麦子的成熟是按照季节的排序赶到的,一个个如得胜归来的将军,齐刷刷地举着雉鸡翎,在阳光下,闪着光。
  早晨,陪父亲到地里拔大麦。地里的草拌脚,差点踩到了旁边的麦子。父亲看着我,摇了一下头,继续干他的活,燕麦是个喜爱偷吃嘴的家伙,它混在麦子里,霸占了麦子的营养,长得格外的茂盛,远远的,就可以看见它的身影。
  麦子成熟的时候,大麦也成熟了,它林立于麦子之上,白色的麦穗格外的显眼,像是在向麦子示威。
  这个时候,整个村子都不会放过它们。男女老少都下到麦地里拔燕麦。大麦茁壮,兜大根深,拔起来很费劲,好多人,一提起干这样的活,都有点畏惧。尤其是女人和孩子。
  我们个小,弯下腰拔大麦的时候,麦芒会扎脸。但为了麦子的纯净,为了父亲的劳累的成果,我只有忍着,使劲拔掉每一棵大麦。很多时候,太阳火辣辣的照着,我的脸上,胳膊上也火辣辣的疼。
  站在麦地里,麦子一畦连着一畦,在风里翻滚着。目光所及,我们无法看到它的尽头。劳累之中,我们感受到了麦地的辽阔和旷远。
  村庄,是麦子的驿站,等待着麦子归仓。
  大麦拔完,地里只剩下一望无际的麦子,到处是一片金黄。天很蓝,就像一块幕布,拉开便是夏收的场景。此时,无论村庄、麦田、父亲,还是乡亲和我,都在倾心感受着丰收的喜悦。
  我们离不开村庄,离不开麦田。陪着庄稼,陪着麦子,一代接着一代,一代养着一代,繁衍生息,麦子养活了好多人。
  父亲说,千年的村庄成了麦子的老家。
  父亲说的对,熟悉的乡下,麦子一株株挺立着,一身的芒放着光,哪怕收割后的麦茬,也依然保持着当初的姿势,它的直爽喂养着人类的骨气和良心。
  我们在麦地里穿行,也穿过了自己的人生。
  麦粒的炸响,是在每个人的梦里。从耕地、播种、施肥、除草、灌溉,到收割。几千年来,从上古到如今,麦子用它内心的洁白,养育了人类内心的崇高。
  我们感恩麦子。感恩它积极向上的精神。田野里,只要有阳光,只要有雨露,那些刚出土的麦苗,就会染绿大地,用最快的速度分蘖、拔节,用它一次次的成长,来展示和仰望日月的力量,给人类以力量。

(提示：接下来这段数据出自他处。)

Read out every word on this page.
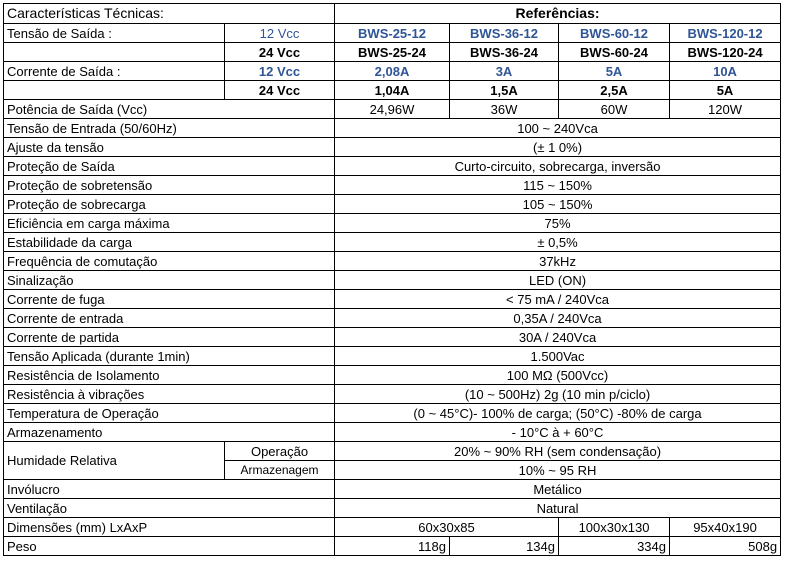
Características Técnicas:		Referências:			
Tensão de Saída :	12 Vcc	BWS-25-12	BWS-36-12	BWS-60-12	BWS-120-12
	24 Vcc	BWS-25-24	BWS-36-24	BWS-60-24	BWS-120-24
Corrente de Saída :	12 Vcc	2,08A	3A	5A	10A
	24 Vcc	1,04A	1,5A	2,5A	5A
Potência de Saída (Vcc)		24,96W	36W	60W	120W
Tensão de Entrada (50/60Hz)		100 ~ 240Vca			
Ajuste da tensão		(± 1 0%)			
Proteção de Saída		Curto-circuito, sobrecarga, inversão			
Proteção de sobretensão		115 ~ 150%			
Proteção de sobrecarga		105 ~ 150%			
Eficiência em carga máxima		75%			
Estabilidade da carga		± 0,5%			
Frequência de comutação		37kHz			
Sinalização		LED (ON)			
Corrente de fuga		< 75 mA / 240Vca			
Corrente de entrada		0,35A / 240Vca			
Corrente de partida		30A / 240Vca			
Tensão Aplicada (durante 1min)		1.500Vac			
Resistência de Isolamento		100 MΩ (500Vcc)			
Resistência à vibrações		(10 ~ 500Hz) 2g (10 min p/ciclo)			
Temperatura de Operação		(0 ~ 45°C)- 100% de carga; (50°C) -80% de carga			
Armazenamento		- 10°C à + 60°C			
Humidade Relativa	Operação	20% ~ 90% RH (sem condensação)			
	Armazenagem	10% ~ 95 RH			
Invólucro		Metálico			
Ventilação		Natural			
Dimensões (mm) LxAxP		60x30x85		100x30x130	95x40x190
Peso		118g	134g	334g	508g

  一茬一茬,麦子收了种,种了收,它们的轮回,让父亲白了头。它们直起身来,父亲的腰却弯了下去。
  麦子一望无际的奔跑,它们在喊父亲领它们回家。
  我们时常会加入到收割麦子的队伍中,一把弯镰,让麦子直着进来,躺着出去。麦子躺在地里,它们是睡着了,安心了。接下来,就是献出自己的一切。
  夏天热情似火,我们像一群泅渡人,在热浪翻滚的麦海里叩首,沉甸甸的麦穗也频频还礼。麦子喂养我的乡村,也承载着村子的希望,我的梦想也因麦粒的饱满而殷实。在麦子面前,我们劳累着、幸福着。
  父亲说,麦浪可以淹没懒惰,却淹没不了希望。人勤地不懒,丰收带给每个人的是辛劳和喜悦。
  我敢说,麦浪翻滚的时候,每一个愉悦的表情,都是金黄涂抹的唇语。
  麦地金黄,我们一个个挥汗如雨。收割是体力活,每一块麦子成熟,我们都要向它们不停地叩首,为的是带它们回家。它们收回来,玉米还要住进去。麦子的谢幕是为了玉米的登场。
  麦子死了,堆在到场上;人死了,埋在麦地里。麦子死了,人围着麦子转;人死了,麦子围着人转。人和麦子彼此之间相互成就,便有了这个美好纷繁的世界。人死了不可以重生,麦子死了,是为了重生。
  禾有多绿,苗有多壮,麦穗便有多黄。
  麦子金黄时,村庄就忙碌起来。农民的命里,注定是带着粮食的。人,从小到大,从年轻到年老,麦子是亲近的老庄稼。一个人的生命里,只要拥有麦子,他的一生肯定是幸福的,温暖的。
  麦子黄了,父亲一大早就喊我起床,和他一起收麦子。我揉着眼睛,睡眼朦胧地走到麦地,一把一把的把麦子撂倒,把闷热的阳光撂倒……
  金黄的麦子,不仅是一家人的口粮,还是一家人的笑脸。麦子黄了,身后又将会有一片绿禾起身。